The rest of the differences fall out of that one. A test scores a single program against a known answer. An eval scores the difference a change made, across many cases and several runs, because the model underneath is stochastic and one run is a sample rather than a verdict. And in place of a lone assertion it grades against a rubric of several criteria at once. A rubric of graded, varying signals has a direction. It can tell you not just that you fell short but which dimension is weakest, and therefore which way is up.

In addition to rubrics the land of evals gives us lots of powerful new concepts when we’re building non-deterministic agents and systems. We talk about hill-climbing, floor-raising and valley-dodging but we also have the ability to use an LLM or a human as the judge for situations where we’re trying to capture something too nuanced to be represented with a simple assertion. Sometimes it’s not just the judges that are intelligent. The system under test may also be trying to cheat (by reward hacking or inferring the answer from the way the question is posed) in order to score higher on the eval. That’s when we start bringing in techniques like adversarial evals or online evals so that the tests are hard enough to tell us what the system under test is actually capable of doing.

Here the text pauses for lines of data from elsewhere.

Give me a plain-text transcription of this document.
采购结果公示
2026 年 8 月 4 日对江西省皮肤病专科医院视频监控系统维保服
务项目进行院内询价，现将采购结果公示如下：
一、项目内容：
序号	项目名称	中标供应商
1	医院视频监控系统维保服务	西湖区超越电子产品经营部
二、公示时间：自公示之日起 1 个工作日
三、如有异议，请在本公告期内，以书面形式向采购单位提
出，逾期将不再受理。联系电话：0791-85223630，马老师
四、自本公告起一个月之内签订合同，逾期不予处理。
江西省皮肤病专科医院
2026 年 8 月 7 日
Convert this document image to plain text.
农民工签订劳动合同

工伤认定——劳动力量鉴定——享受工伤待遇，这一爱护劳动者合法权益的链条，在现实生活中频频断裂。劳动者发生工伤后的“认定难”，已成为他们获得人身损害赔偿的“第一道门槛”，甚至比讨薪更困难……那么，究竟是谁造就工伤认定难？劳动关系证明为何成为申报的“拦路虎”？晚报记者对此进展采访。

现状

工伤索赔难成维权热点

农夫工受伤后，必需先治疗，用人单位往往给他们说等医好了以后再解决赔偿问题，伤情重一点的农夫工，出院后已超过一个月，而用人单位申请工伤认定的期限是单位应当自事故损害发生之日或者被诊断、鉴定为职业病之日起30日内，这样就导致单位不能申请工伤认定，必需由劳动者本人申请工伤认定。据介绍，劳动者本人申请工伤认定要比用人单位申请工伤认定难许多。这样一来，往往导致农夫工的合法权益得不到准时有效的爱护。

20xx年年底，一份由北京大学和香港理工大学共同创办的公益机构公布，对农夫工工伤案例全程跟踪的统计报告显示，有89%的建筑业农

That’s really what evals are about. They’re for situations where you want to understand and improve a system that is complex enough (in the Cynefin sense) that you have to poke it with something almost as complex just to keep track of it over time.

Evals lie too, just differently

I don’t want to sell evals as the free lunch that tests turned out not to be, because they have their own way of going quiet on you. The argument in an essay called Your Evals Will Break is that an eval is most dangerous exactly when it looks healthy: the system crosses into some new regime, grows a capability or a failure mode nobody wrote a criterion for, and the eval keeps reporting fine scores against last year’s frontier.

I’ve written before about how a frozen gold dataset quietly betrays you the moment your system touches real users. Unfortunately it gets worse since the world and your users keep changing but your evals will still reflect the old world.

So the discipline isn’t “write evals instead of tests” and then walk away. It’s to keep the eval alive: feed it the failures production actually surfaces, watch whether its scores still discriminate or have flattened into a fresh wall of green, and treat that flattening as the warning it is rather than the victory it resembles. The version that works is an eval built to notice its own obsolescence.

Where we put this to work

This got concrete for me in a small example I built on Flue, the agent harness. Flue runs the agent, and I wanted to know whether my change helped or hurt. So I ran the same support-triage agent two ways, once with a warm prompt and once with a terse one, over a handful of tickets, and let Jetty grade every draft against a rubric that a different model scores. The warm version passed every case; the terse one was cheaper and failed four of five. A green checkmark would have hidden that trade from me. The whole thing is a few files you can run.

The part doing the real work there is the rubric. That’s because it scores each draft across several criteria instead of flipping one bit, a low score points at the weakest criterion, and that’s a direction I can climb. Hand the same agent a pass/fail check and it can tell me it tripped a wire, never whether it is getting better. The grader itself is a Jetty runbook and the section that matters most is the evaluation loop: score, find the weakest dimension, fix it, score again.

I keep circling one question. If you already trust your suite to tell you that nothing broke, what would you have to build to know, with that same confidence, that it’s getting better?